Dazu gehört auch, dass man die Beiträge der Männer für die Gleichberechtigung nicht an die grosse Glocke hängt, sondern als das nimmt, was sie in den Augen der Feministen sind: Selbstverständlichkeiten. «Dass der Mann, nur weil er am Freitag jeweils frei hat und mit den Kindern in den Zoo geht, als Superdaddy gefeiert wird, kann es nicht sein», findet Rosenstein.

Frauen waren lange auf «Feministen» angewiesen

Da hatten es die Feministen von früher einfacher, auch wenn sie sich noch nicht so genannt haben. In der Schweiz, wo die letzten Frauen erst 1991 voll stimm- und wahlberechtigt wurden, waren die Frauen politisch gesehen besonders lange auf den Goodwill der Männer angewiesen.
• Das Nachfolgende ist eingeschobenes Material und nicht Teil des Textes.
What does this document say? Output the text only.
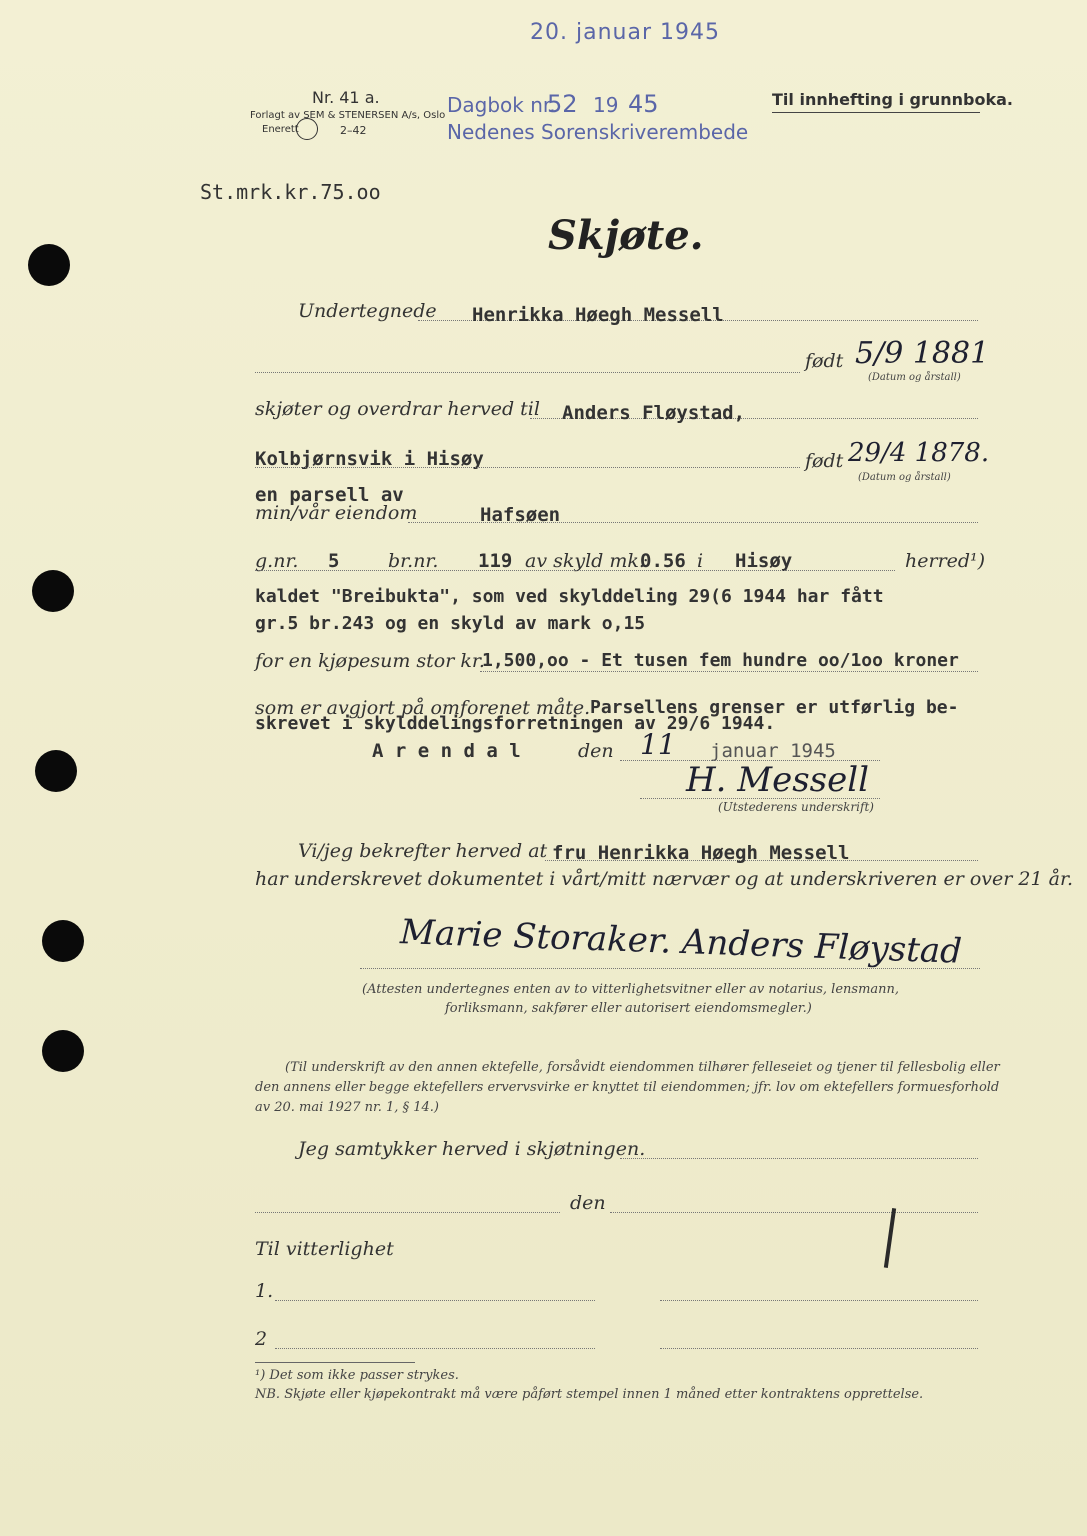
20. januar 1945
Nr. 41 a.
Forlagt av SEM & STENERSEN A/s, Oslo
Enerett	2–42
Dagbok nr.
52 19 45
Nedenes Sorenskriverembede
Til innhefting i grunnboka.
St.mrk.kr.75.oo
Skjøte.
Undertegnede Henrikka Høegh Messell
født 5/9 1881
(Datum og årstall)
skjøter og overdrar herved til Anders Fløystad,
Kolbjørnsvik i Hisøy	født 29/4 1878.
(Datum og årstall)
en parsell av
min/vår eiendom	Hafsøen
g.nr. 5	br.nr. 119 av skyld mk.
0.56 i Hisøy	herred¹)
kaldet "Breibukta", som ved skylddeling 29(6 1944 har fått
gr.5 br.243 og en skyld av mark o,15
for en kjøpesum stor kr.
1,500,oo - Et tusen fem hundre oo/1oo kroner
som er avgjort på omforenet måte. Parsellens grenser er utførlig be-
skrevet i skylddelingsforretningen av 29/6 1944.
A r e n d a l	den 11 januar 1945
H. Messell
(Utstederens underskrift)
Vi/jeg bekrefter herved at fru Henrikka Høegh Messell
har underskrevet dokumentet i vårt/mitt nærvær og at underskriveren er over 21 år.
Marie Storaker. Anders Fløystad
(Attesten undertegnes enten av to vitterlighetsvitner eller av notarius, lensmann,
forliksmann, sakfører eller autorisert eiendomsmegler.)
(Til underskrift av den annen ektefelle, forsåvidt eiendommen tilhører felleseiet og tjener til fellesbolig eller
den annens eller begge ektefellers ervervsvirke er knyttet til eiendommen; jfr. lov om ektefellers formuesforhold
av 20. mai 1927 nr. 1, § 14.)
Jeg samtykker herved i skjøtningen.
den
Til vitterlighet
1.
2
¹) Det som ikke passer strykes.
NB. Skjøte eller kjøpekontrakt må være påført stempel innen 1 måned etter kontraktens opprettelse.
Frauen und Männer demonstrieren 1969 bei Marsch auf Bern für das Frauenstimmrecht.
Legende: Der Weg zum Wahl- und Stimmrecht war für die Schweizer Frauen lang. Auf dem Bild der «Marsch auf Bern» 1969. Keystone

Waren es ursprünglich vor allem Sozialdemokraten und Sozialisten, die sich der Emanzipation der Frau annahmen, machten sich mit der Zeit auch Freisinnige und Liberale solche Forderungen zu eigen.

Schon 1919 Frauenstimmrecht im Parlament gefordert

So reichten bereits 1919 parallel zwei Nationalräte Vorstösse ein, welche die volle politische Gleichberechtigung der Frauen forderten. Einer kam vom bernischen Reformsozialisten Hermann Greulich, der andere vom basel-städtischen Freisinnigen Emil Göttisheim.
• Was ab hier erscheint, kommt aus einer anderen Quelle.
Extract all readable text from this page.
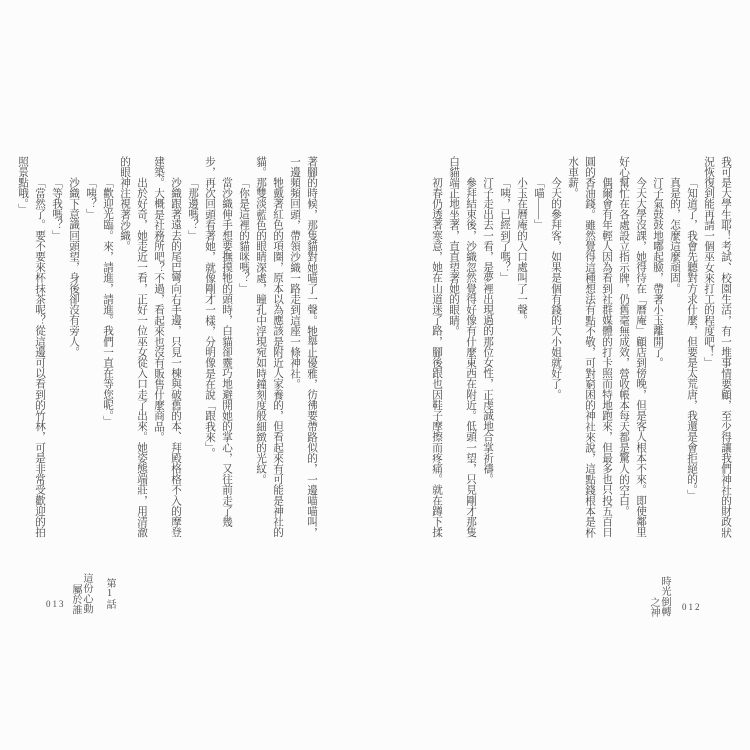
我可是大學生耶！考試、校園生活，有一堆事情要顧，至少得讓我們神社的財政狀況恢復到能再請一個巫女來打工的程度吧！」

「知道了，我會先聽對方求什麼，但要是太荒唐，我還是會拒絕的。」

真是的，怎麼這麼頑固。

汀子氣鼓鼓地嘟起臉，帶著小玉離開了。

今天大學沒課，她得待在「曆庵」顧店到傍晚，但是客人根本不來。即使鄰里好心幫忙在各處設立指示牌，仍舊毫無成效，營收帳本每天都是驚人的空白。

偶爾會有年輕人因為看到社群媒體的打卡照而特地跑來，但最多也只投五百日圓的香油錢。雖然覺得這種想法有點不敬，可對窮困的神社來說，這點錢根本是杯水車薪。

今天的參拜客，如果是個有錢的大小姐就好了。

「喵——」

小玉在曆庵的入口處叫了一聲。

「咦，已經到了嗎？」

汀子走出去一看，是夢裡出現過的那位女性，正虔誠地合掌祈禱。

參拜結束後，沙織忽然覺得好像有什麼東西在附近。低頭一望，只見剛才那隻白貓端正地坐著，直直望著她的眼睛。

初春仍透著寒意，她在山道迷了路，腳後跟也因鞋子摩擦而疼痛。就在蹲下揉

時光倒轉
之神	012

著腳的時候，那隻貓對她喵了一聲。牠舉止優雅，彷彿要帶路似的，一邊喵喵叫，一邊頻頻回頭，帶領沙織一路走到這座一條神社。

牠戴著紅色的項圈，原本以為應該是附近人家養的，但看起來有可能是神社的貓。那雙淡藍色的眼睛深處，瞳孔中浮現宛如時鐘刻度般細緻的光紋。

「你是這裡的貓咪嗎？」

當沙織伸手想要撫摸牠的頭時，白貓卻靈巧地避開她的掌心，又往前走了幾步，再次回頭看著她，就像剛才一樣，分明像是在說「跟我來」。

「那邊嗎？」

沙織跟著遠去的尾巴彎向右手邊，只見一棟與破舊的本、拜殿格格不入的摩登建築。大概是社務所吧？不過，看起來也沒有販售什麼商品。

出於好奇，她走近一看，正好一位巫女從入口走了出來。她姿態端莊，用清澈的眼神注視著沙織。

「歡迎光臨。來，請進，請進。我們一直在等您呢。」

「咦？」

沙織下意識回頭望，身後卻沒有旁人。

「等我嗎？」

「當然了。要不要來杯抹茶呢？從這邊可以看到的竹林，可是非常受歡迎的拍照景點哦。」

第1話
這份心動
屬於誰
013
Bild aus den 50er Jahren. Drei Männer beobachten vier vorbeilaufende Frauen in einem Bergdorf.
Legende: Das traditionelle Geschlechterbild wurde in der Schweiz lange nicht hinterfragt. Keystone

Auch in der Sozialpolitik taten sich immer wieder Männer als Sprachrohr der Frauen hervor – oft inspiriert von Forderungen der Frauenorganisationen und Gewerkschaften. Dabei ging es etwa um den Schutz der Arbeiterinnen, um die Frage der Mutterschaftsversicherung oder um die AHV.
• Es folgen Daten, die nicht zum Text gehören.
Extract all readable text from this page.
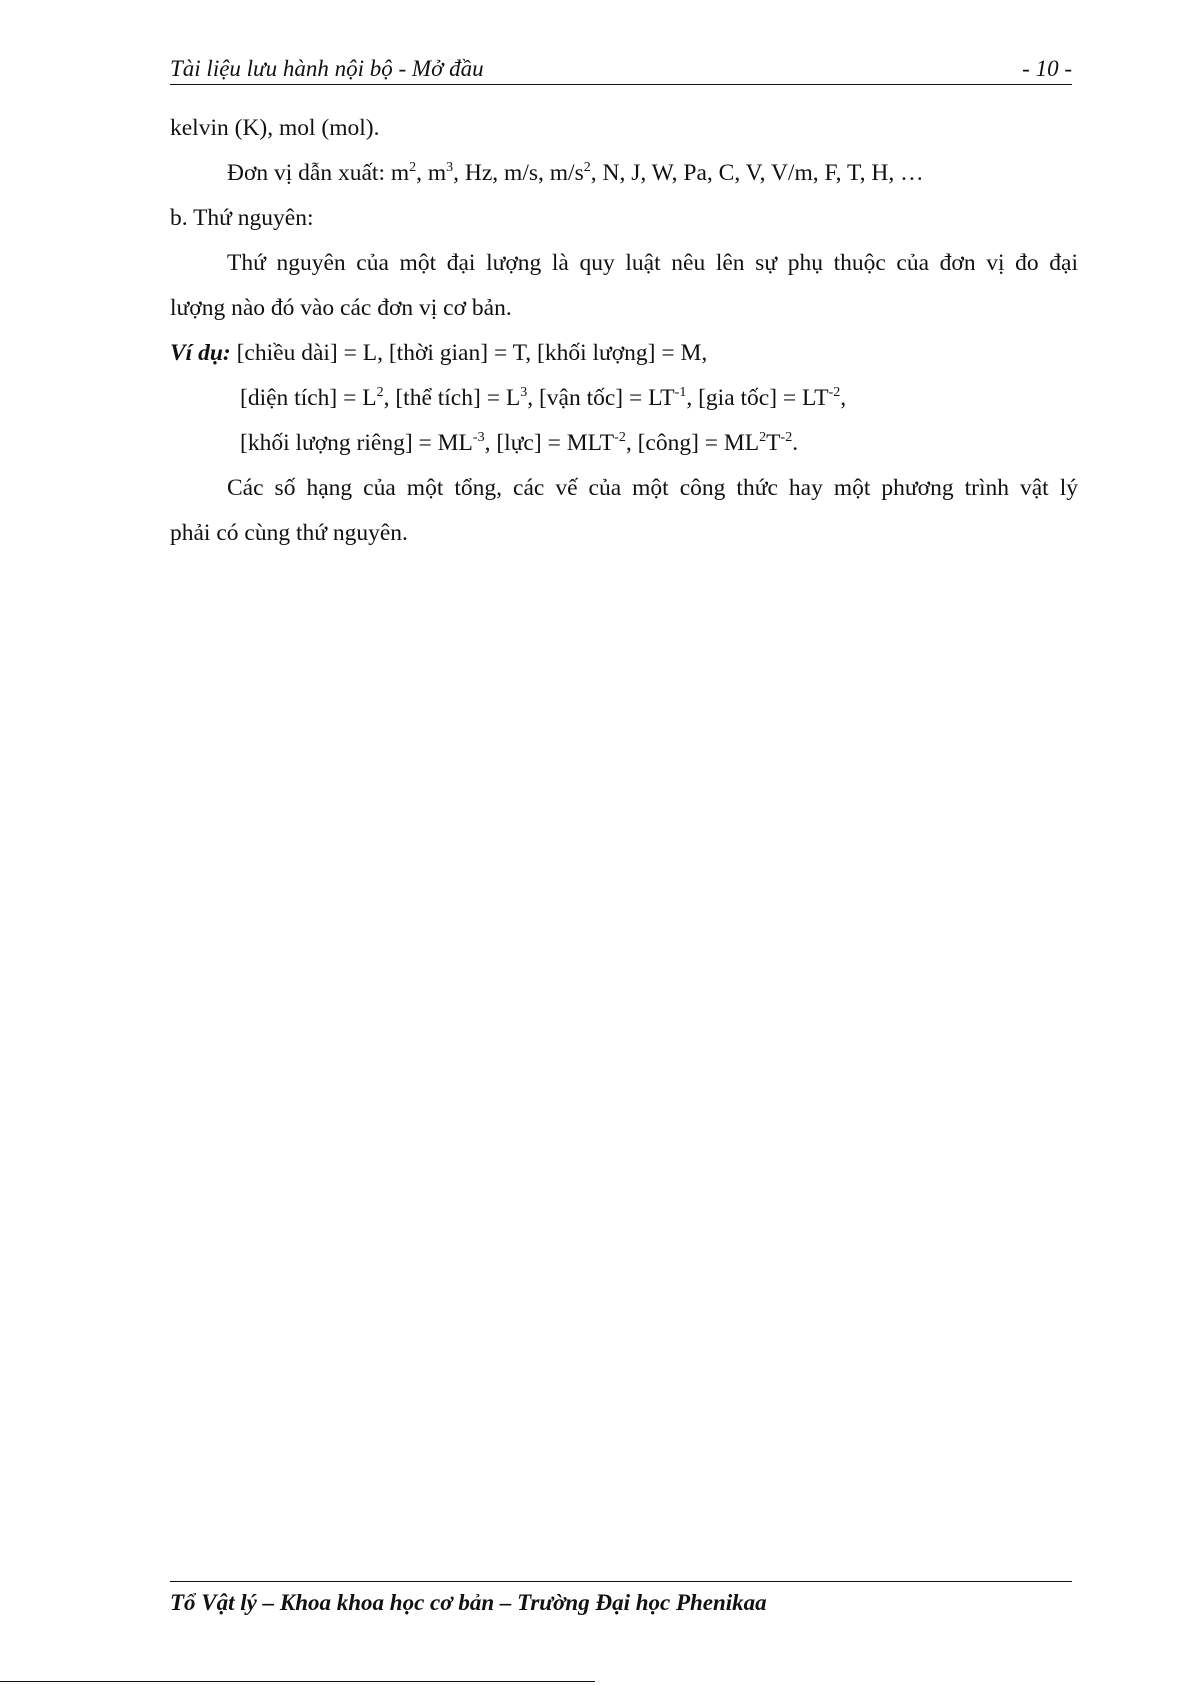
Tài liệu lưu hành nội bộ - Mở đầu	- 10 -
kelvin (K), mol (mol).
Đơn vị dẫn xuất: $m^2$, $m^3$, Hz, m/s, $m/s^2$, N, J, W, Pa, C, V, V/m, F, T, H, …
b. Thứ nguyên:
Thứ nguyên của một đại lượng là quy luật nêu lên sự phụ thuộc của đơn vị đo đại
lượng nào đó vào các đơn vị cơ bản.
Ví dụ: [chiều dài] = L, [thời gian] = T, [khối lượng] = M,
[diện tích] = $L^2$, [thể tích] = $L^3$, [vận tốc] = $LT^{-1}$, [gia tốc] = $LT^{-2}$,
[khối lượng riêng] = $ML^{-3}$, [lực] = $MLT^{-2}$, [công] = $ML^2T^{-2}$.
Các số hạng của một tổng, các vế của một công thức hay một phương trình vật lý
phải có cùng thứ nguyên.
Tổ Vật lý – Khoa khoa học cơ bản – Trường Đại học Phenikaa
Oft schwang bei den Argumentationen der Männer etwas Fürsorgliches, Paternalistisches, wenn nicht sogar Diskriminierendes mit. Gerade beim AHV-Rentenalter, das zunächst für Männer und Frauen bei 65 lag, zeigte sich das. Als es um die Senkung auf 62 Jahre ging, schrieb der Bundesrat 1964 zur Begründung, dass die Frau halt «physiologisch betrachtet (…) dem Mann gegenüber im Nachteil sei».

Der «Feminist» von Appenzell….

Dass ein reines Männergremium den Frauen ein fundamentales Recht gewähren sollte, gab es ein letztes Mal vor 31 Jahren, in Appenzell, als es an der Landsgemeinde 1990 um das Frauenstimmrecht ging. Die Appenzeller scheiterten an dieser Aufgabe.

Als der Landammann von der Bühne her die Nein-Stimmen aufrief, war die Mehrheit der in die Höhe gereckten Arme erdrückend. Auf dem «Tagesschau»-Beitrag von damals sieht man allerdings ganz hinten einen Mann, der seinen Arm beim «Nein» unten behalten hat, dafür aber aus Unmut die Hände verwirft.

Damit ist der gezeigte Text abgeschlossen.